The first poem I loved enough to memorize came from The Childcraft Encyclopedia. The books had arrived at our house as if by magic, along with the grown-ups’ World Book. Each volume wore a different colored band on its spine and all of them were tucked snugly into their own special bookcase. The snug case, the fancy bindings, the slick paper, the colored pictures, the gold lettering. OMG. They sat in the living room, calling, calling. They mesmerized, hypnotized. I couldn’t get enough, especially of the volume ‘Poems and Rhymes.’ I remember it had the Carl Sandburg fog and little cat feet poem, which was paired with a drawing of a little boat dock in the fog. I knew even then that Sandburg’s was a fine, real poem. But I just couldn’t help it. Here’s the one I loved:
I had a little tea party
This afternoon at three.
‘Twas very small-
Three guests in all-
Just I, myself and me.
Myself ate up the sandwiches,
While I drank up the tea;
‘Twas also I
Who ate the pie
And passed the cake to me.
I couldn’t get over how great this poem was: the rollicking music, the rhyme of “me” and “tea,” “I” and “pie,” and the change-up from three beats to two in the lines ending “small” and “all.” But even more than the music, I loved how one child could become three of the most delightful friends. How delicious to enjoy one’s own company so, and eat all the treats and drink all the tea and still feel as though one had not been a hog, because a tea party is ever-so civilized. Like a polite guest, you’d shared.
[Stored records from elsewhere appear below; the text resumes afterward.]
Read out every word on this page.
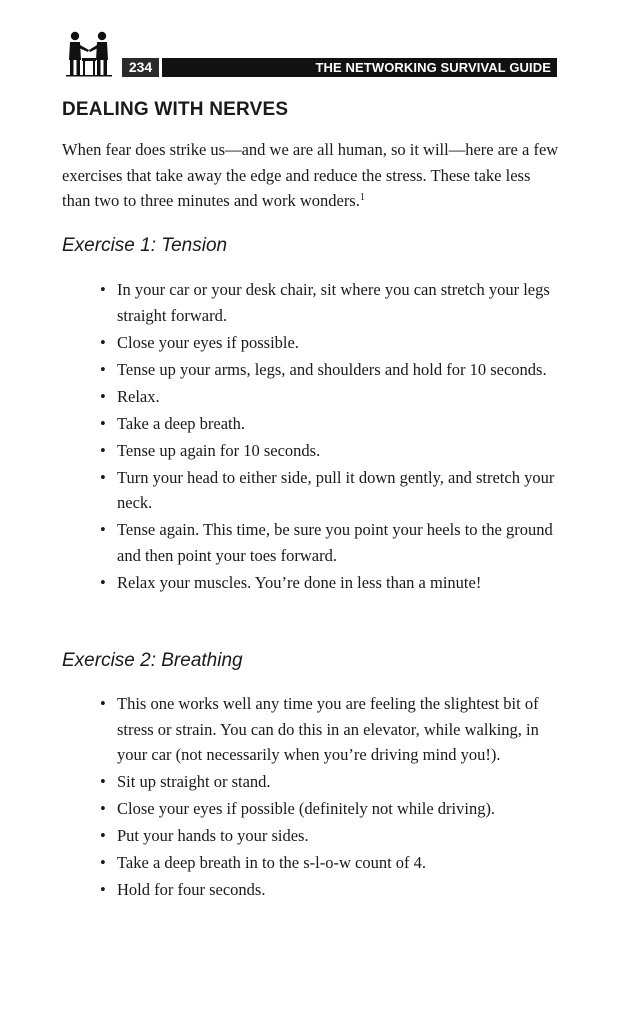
234	THE NETWORKING SURVIVAL GUIDE
DEALING WITH NERVES

When fear does strike us—and we are all human, so it will—here are a few exercises that take away the edge and reduce the stress. These take less than two to three minutes and work wonders.$^1$

Exercise 1: Tension
• In your car or your desk chair, sit where you can stretch your legs straight forward.
• Close your eyes if possible.
• Tense up your arms, legs, and shoulders and hold for 10 seconds.
• Relax.
• Take a deep breath.
• Tense up again for 10 seconds.
• Turn your head to either side, pull it down gently, and stretch your neck.
• Tense again. This time, be sure you point your heels to the ground and then point your toes forward.
• Relax your muscles. You’re done in less than a minute!
Exercise 2: Breathing
• This one works well any time you are feeling the slightest bit of stress or strain. You can do this in an elevator, while walking, in your car (not necessarily when you’re driving mind you!).
• Sit up straight or stand.
• Close your eyes if possible (definitely not while driving).
• Put your hands to your sides.
• Take a deep breath in to the s-l-o-w count of 4.
• Hold for four seconds.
Me: “Oh, hello. May I offer you a sandwich?
Myself: “Oh yes, that would be lovely. Thank you.”
Me Again: “Oh, you’re quite welcome. Cake?”
I: “Oh, thank you. I do believe I will.”
I loved this poem so much, I had to have it. So I got to work. I read a line out loud, closed my eyes and repeated it, read the next line and repeated it, looked at the ceiling and repeated them both together, moved on to the third. And then the fourth. If I forgot and had to peek, I made myself start all over. Line by line, rhyme by rhyme, I learned that poem by heart. What a lovely phrase, “by heart.” And that’s exactly what it is, a heart poem. A by-my-heart poem. Ready whenever the occasion calls. It may not be a great poem, but I’ll never lose it.
This week in Slow Book land, browse a shelf. Find a poem that sings to you. Learn it by heart. Then gather together your closest friends, recite your poem, and discover the magic of the tea party poem: you give something away, and you still have it. And when the recitation is over, be sure to pass some cake and eat some pie and drink up all the tea.